The second one is kind of a trick question. It is possible to follow someone without moving if they stop moving. Go look through Jesus’ life and the times He stopped moving were for two main reasons: 1.) to teach people spiritual truth about Himself and 2.) to hang out with the Father. If you aren’t actively moving in terms of actions, then following Jesus’ example means you are actively helping push others toward following Christ or you are sitting at His feet getting to know Him – which means actively moving your heart towards Him.
<> Do you have long periods of spiritual downtime where you are neither moving in obedience to God or moving relationally closer to Him?
Read vs. 15 again.
Isn’t that beautiful? If you are mature then you will think like this: humbly accepting you are not there yet, you will patiently persevere as you press on toward Christ. BUT just in case that is not your attitude in some area of life, He will fix that too.
<> How can you see God changing your attitude toward a more mature pursuit of Him?

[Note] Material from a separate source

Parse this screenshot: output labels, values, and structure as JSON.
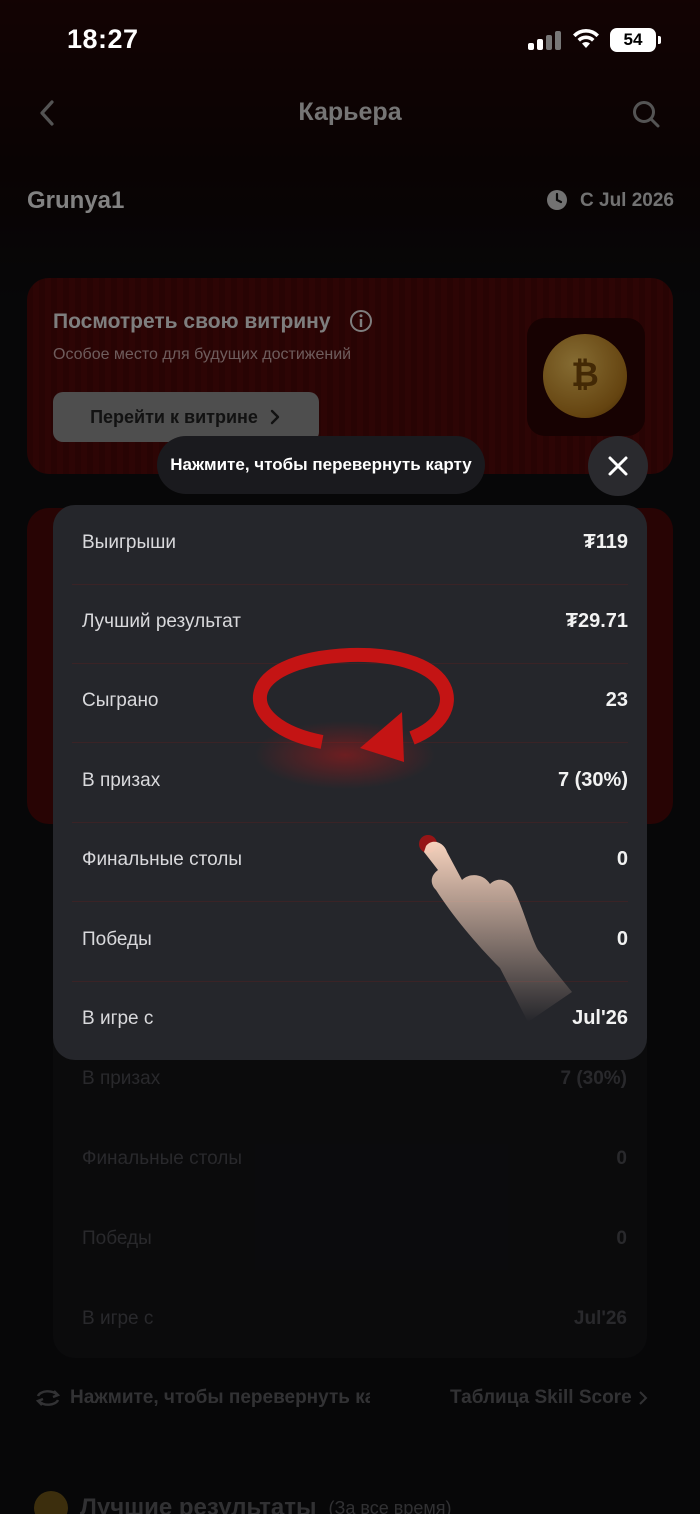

Living Up to What We Have Attained:
Go read vs. 16.
<> What have you attained?
When we put our whole hope and faith in Christ’s death on the cross to pay for our sins and His resurrection from the grave to give us new life in Him – we attain relationship with God the Father. We attain the Holy Spirit who comes to live in us. Over time we learn spiritual truth about what God says is the best way to live life.

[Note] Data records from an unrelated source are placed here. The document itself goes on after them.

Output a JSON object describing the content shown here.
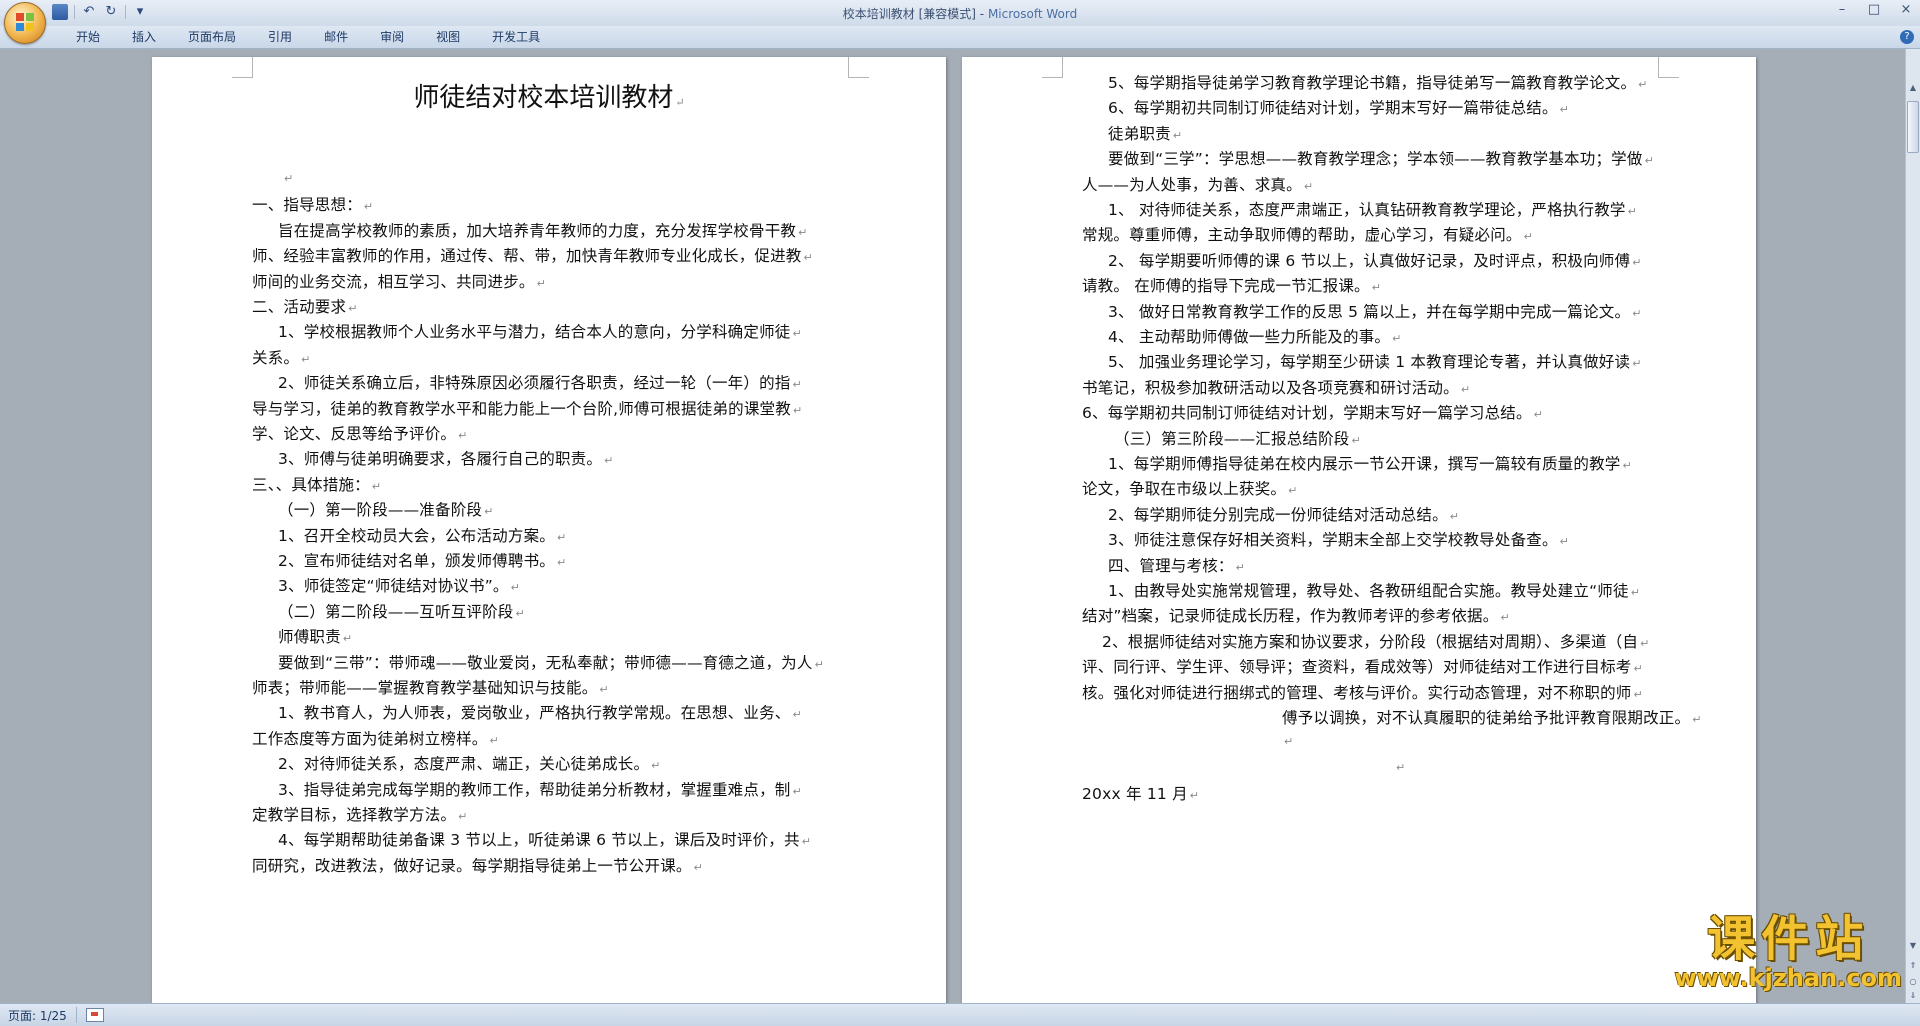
{
  "window": {
    "title": "校本培训教材 [兼容模式]",
    "title_sep": " - ",
    "app": "Microsoft Word",
    "controls": [
      "–",
      "□",
      "×"
    ]
  },
  "qat": {
    "save_icon": "save-icon",
    "undo_icon": "↶",
    "redo_icon": "↻",
    "menu_icon": "▾"
  },
  "ribbon": {
    "tabs": [
      "开始",
      "插入",
      "页面布局",
      "引用",
      "邮件",
      "审阅",
      "视图",
      "开发工具"
    ],
    "help": "?"
  },
  "document": {
    "title": "师徒结对校本培训教材",
    "left_lines": [
      "",
      "一、指导思想：",
      "旨在提高学校教师的素质，加大培养青年教师的力度，充分发挥学校骨干教",
      "师、经验丰富教师的作用，通过传、帮、带，加快青年教师专业化成长，促进教",
      "师间的业务交流，相互学习、共同进步。",
      "二、活动要求",
      "1、学校根据教师个人业务水平与潜力，结合本人的意向，分学科确定师徒",
      "关系。",
      "2、师徒关系确立后，非特殊原因必须履行各职责，经过一轮（一年）的指",
      "导与学习，徒弟的教育教学水平和能力能上一个台阶,师傅可根据徒弟的课堂教",
      "学、论文、反思等给予评价。",
      "3、师傅与徒弟明确要求，各履行自己的职责。",
      "三、、具体措施：",
      "（一）第一阶段——准备阶段",
      "1、召开全校动员大会，公布活动方案。",
      "2、宣布师徒结对名单，颁发师傅聘书。",
      "3、师徒签定“师徒结对协议书”。",
      "（二）第二阶段——互听互评阶段",
      "师傅职责",
      "要做到“三带”：带师魂——敬业爱岗，无私奉献；带师德——育德之道，为人",
      "师表；带师能——掌握教育教学基础知识与技能。",
      "1、教书育人，为人师表，爱岗敬业，严格执行教学常规。在思想、业务、",
      "工作态度等方面为徒弟树立榜样。",
      "2、对待师徒关系，态度严肃、端正，关心徒弟成长。",
      "3、指导徒弟完成每学期的教师工作，帮助徒弟分析教材，掌握重难点，制",
      "定教学目标，选择教学方法。",
      "4、每学期帮助徒弟备课 3 节以上，听徒弟课 6 节以上，课后及时评价，共",
      "同研究，改进教法，做好记录。每学期指导徒弟上一节公开课。"
    ],
    "right_lines": [
      "5、每学期指导徒弟学习教育教学理论书籍，指导徒弟写一篇教育教学论文。",
      "6、每学期初共同制订师徒结对计划，学期末写好一篇带徒总结。",
      "徒弟职责",
      "要做到“三学”：学思想——教育教学理念；学本领——教育教学基本功；学做",
      "人——为人处事，为善、求真。",
      "1、 对待师徒关系，态度严肃端正，认真钻研教育教学理论，严格执行教学",
      "常规。尊重师傅，主动争取师傅的帮助，虚心学习，有疑必问。",
      "2、 每学期要听师傅的课 6 节以上，认真做好记录，及时评点，积极向师傅",
      "请教。 在师傅的指导下完成一节汇报课。",
      "3、 做好日常教育教学工作的反思 5 篇以上，并在每学期中完成一篇论文。",
      "4、 主动帮助师傅做一些力所能及的事。",
      "5、 加强业务理论学习，每学期至少研读 1 本教育理论专著，并认真做好读",
      "书笔记，积极参加教研活动以及各项竞赛和研讨活动。",
      "6、每学期初共同制订师徒结对计划，学期末写好一篇学习总结。",
      "（三）第三阶段——汇报总结阶段",
      "1、每学期师傅指导徒弟在校内展示一节公开课，撰写一篇较有质量的教学",
      "论文，争取在市级以上获奖。",
      "2、每学期师徒分别完成一份师徒结对活动总结。",
      "3、师徒注意保存好相关资料，学期末全部上交学校教导处备查。",
      "四、管理与考核：",
      "1、由教导处实施常规管理，教导处、各教研组配合实施。教导处建立“师徒",
      "结对”档案，记录师徒成长历程，作为教师考评的参考依据。",
      "2、根据师徒结对实施方案和协议要求，分阶段（根据结对周期）、多渠道（自",
      "评、同行评、学生评、领导评；查资料，看成效等）对师徒结对工作进行目标考",
      "核。强化对师徒进行捆绑式的管理、考核与评价。实行动态管理，对不称职的师",
      "傅予以调换，对不认真履职的徒弟给予批评教育限期改正。",
      "",
      "",
      "20xx 年 11 月"
    ],
    "paragraph_mark": "↵"
  },
  "statusbar": {
    "page": "页面: 1/25"
  },
  "watermark": {
    "main": "课件站",
    "url": "www.kjzhan.com"
  }
}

<> Are you living up to what you have attained?
<> Are there major spiritual lessons you’ve learned that you are ignoring right now in your life?
<> Go back through any old journals and see if you have backslidden on areas God convicted you about.
If we are ever going to become and remain maturing believers, we can not constantly be working from ground zero. Imagine a baby that had to relearn how to walk through the entire process of crawling every day. That baby would never be able to run. We have to build on what we know. We have to grow. And in the process He’ll keep showing us that He is really the one growing us.